「共感性」を忘れてはいないか?

月刊・日経ビジネスオンライン 震災で問われる「メディアの使命」

 東日大震災の津波の被害を受けた東北の沿岸部。その凄惨な状況はテレビや新聞、雑誌、オンラインで繰り返し報じられてきました。私も何度か被災地を取材しましたが、あることに気づきました。取材が難しい場所に、多くの海外メディアが入っているのです。震災直後もそうでした。被災地の海岸は、交通が寸断されていて、携帯電話もまったくつながりません。ところが、外国人記者たちがカメラを担いで、取材を続けているのです。

 その時、欧米で特派員を経験した先輩記者に聞かされた言葉が頭をよぎりました。

 「日本人記者は報道の最前線でほとんど命を落とすことがない。欧米の記者に比べて、その数が極端に少ない」

 もちろん、死亡者の数を競う必要などありません。できるだけリスクを抑えて取材すべきことは当然です。しかし、この傾向は、報道機関が「メディアの使命」をどう捉えているのか、日本と海外の格差を象徴しているように感じてなりません。

 今回の震災で、なぜ世界は日本のニュースが溢れ、援助や義援金が次々と届いたのか。一方、日本と日本人は、なぜ世界の災害に対して、機敏な援助ができない失態を繰り返すのか。それは、自戒の念も込めて言いますが、メディアにその主因があると思います。

 特に米国では、新聞の一面を日本のニュースが埋め続け、テレビも連日のようにトップニュースとして東日本大震災を扱いました。

 このことが、米国人の心に少なからぬ影響を与えています。4月のランキングで5位になった『アメリカ人よ、なぜ鶴を折る』は、全米で広がる折り鶴現象をリポートした記事です。米国人が義援金だけでなく、「心のつながり」を示したいと、あらゆる都市で人々が自然発生的に集まり、千羽鶴を折っているという内容です。こうした流れを後押ししているのは、被災地に乗り込んだリポーターたちが送り続けている映像と原稿に違いありません。

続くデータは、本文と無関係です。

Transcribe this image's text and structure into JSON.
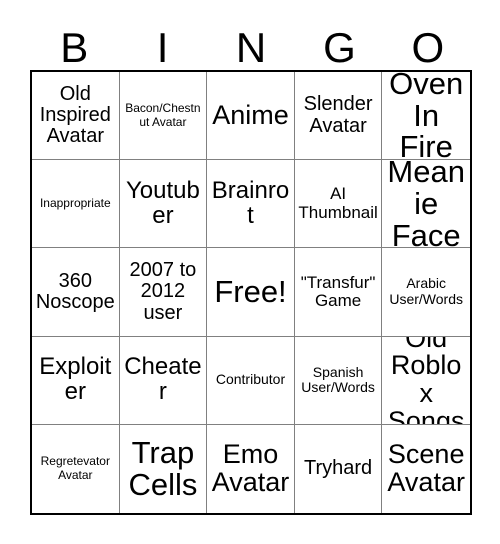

 それに比べて、我々日本人は、米国南部を襲ったハリケーンカトリーナ後の復興に、どれだけ支援ができたのでしょうか。堤防の決壊によって家を流され、ニューオリンズに戻れなくなった多くの黒人たちの心の支えになれたでしょうか。

 ほとんど何もできなかったのは、日本人の「無慈悲」にあるのではなく、メディアの怠慢にあると考えるのは間違っているでしょうか。


確かにメディアにも問題はあるだろう。
それでもやはり自問せざるを得ない。

我々日本人は日々の生活で「共感性」を忘れてはいないか?と。

確かに有事の際の行動では世界に驚嘆を与える内容を有している日本民族かもしれない。
しかし本来それは日常生活における人間関係で築かれるべきではないだろうか?
コミュニケーションの希薄化が叫ばれて久しい中、この震災を機に今一度自分たちの生活を振り返るべきだと自戒したい。